In handing down the verdict, Crandall ruled that the prosecution proved beyond a reasonable doubt that Lawrence killed Tabag by hitting him in the head with a hammer and stabbing him in the neck and chest.

But Crandall ruled that Lawrence "lacked substantial capacity to appreciate the wrongfulness of his conduct and to conform his conduct to the requirements of the law."

Defense lawyers who raise the insanity defense have had a difficult time obtaining acquittals. Under Hawai'i law, the defense must prove that it is more likely than not that the defendant is legally insane. Byran Uyesugi's defense lawyers, for example, were unable to convince a jury that he should be acquitted by reason of insanity of murdering seven fellow Xerox employees in 1999. Uyesugi is serving a life prison term without parole.

Dean Yamashiro, state chief deputy public defender, said insanity acquittals in murder trials don't happen often. He said judges and jurors often don't understand mental illness.

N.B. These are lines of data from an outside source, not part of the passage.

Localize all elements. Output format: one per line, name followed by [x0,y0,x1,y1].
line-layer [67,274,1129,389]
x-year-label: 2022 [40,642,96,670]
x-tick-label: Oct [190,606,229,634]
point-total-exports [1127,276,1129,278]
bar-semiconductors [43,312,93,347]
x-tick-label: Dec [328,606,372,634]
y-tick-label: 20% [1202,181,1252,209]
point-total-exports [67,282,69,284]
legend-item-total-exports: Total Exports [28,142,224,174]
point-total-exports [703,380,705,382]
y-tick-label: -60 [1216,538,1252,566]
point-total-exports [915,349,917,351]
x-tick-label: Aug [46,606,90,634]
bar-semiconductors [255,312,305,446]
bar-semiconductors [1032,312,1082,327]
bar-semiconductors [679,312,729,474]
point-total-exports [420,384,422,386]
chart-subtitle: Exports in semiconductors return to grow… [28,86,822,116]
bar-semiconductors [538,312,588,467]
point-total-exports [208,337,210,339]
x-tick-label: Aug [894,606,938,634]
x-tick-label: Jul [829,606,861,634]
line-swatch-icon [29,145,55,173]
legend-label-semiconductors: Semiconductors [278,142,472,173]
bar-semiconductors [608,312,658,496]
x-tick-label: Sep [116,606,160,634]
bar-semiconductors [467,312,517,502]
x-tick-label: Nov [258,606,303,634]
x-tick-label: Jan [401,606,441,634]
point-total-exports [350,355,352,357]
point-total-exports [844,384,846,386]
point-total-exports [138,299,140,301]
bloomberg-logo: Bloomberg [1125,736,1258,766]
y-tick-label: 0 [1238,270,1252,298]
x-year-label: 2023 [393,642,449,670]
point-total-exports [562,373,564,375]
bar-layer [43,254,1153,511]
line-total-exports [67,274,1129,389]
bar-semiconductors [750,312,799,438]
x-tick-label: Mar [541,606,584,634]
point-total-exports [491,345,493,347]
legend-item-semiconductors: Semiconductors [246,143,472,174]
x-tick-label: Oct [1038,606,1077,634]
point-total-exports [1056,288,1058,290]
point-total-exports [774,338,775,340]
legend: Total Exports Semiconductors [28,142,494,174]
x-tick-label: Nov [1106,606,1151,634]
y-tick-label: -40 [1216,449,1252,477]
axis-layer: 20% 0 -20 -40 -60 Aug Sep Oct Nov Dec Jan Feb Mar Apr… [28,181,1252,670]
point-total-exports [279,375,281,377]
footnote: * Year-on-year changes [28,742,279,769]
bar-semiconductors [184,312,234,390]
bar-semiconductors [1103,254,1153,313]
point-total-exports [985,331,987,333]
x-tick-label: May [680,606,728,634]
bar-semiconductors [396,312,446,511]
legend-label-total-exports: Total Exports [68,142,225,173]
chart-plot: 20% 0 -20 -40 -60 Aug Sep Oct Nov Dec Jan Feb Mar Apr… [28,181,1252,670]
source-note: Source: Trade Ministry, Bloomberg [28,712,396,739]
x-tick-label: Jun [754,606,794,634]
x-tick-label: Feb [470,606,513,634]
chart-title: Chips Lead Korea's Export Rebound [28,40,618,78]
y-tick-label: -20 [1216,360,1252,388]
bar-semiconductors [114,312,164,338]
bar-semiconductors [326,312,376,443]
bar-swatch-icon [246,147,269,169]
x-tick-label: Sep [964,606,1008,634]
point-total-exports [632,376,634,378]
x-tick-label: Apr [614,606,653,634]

"Normal people, people who don't seem to understand, feel that people should be responsible for their actions whether they're mentally ill or not," Yamashiro said.

Another misunderstood fact, he said, is people who are acquitted by reason of insanity often spend more time in the state hospital than those convicted of murder will spend in prison. "It's very difficult to get someone actually released from the state hospital after they have had a murder acquittal based on the insanity defense," Yamashiro said.

Yamashiro cited the 1977 case of Warren Miller, who was acquitted by reason of insanity of sexually assaulting a 20-year-old visitor on Wai'alae Iki Ridge and throwing her off a cliff. Miller, Yamashiro said, is still confined at the state hospital, unable to obtain a conditional release.

Advertiser staff writer Curtis Lum contributed to this report.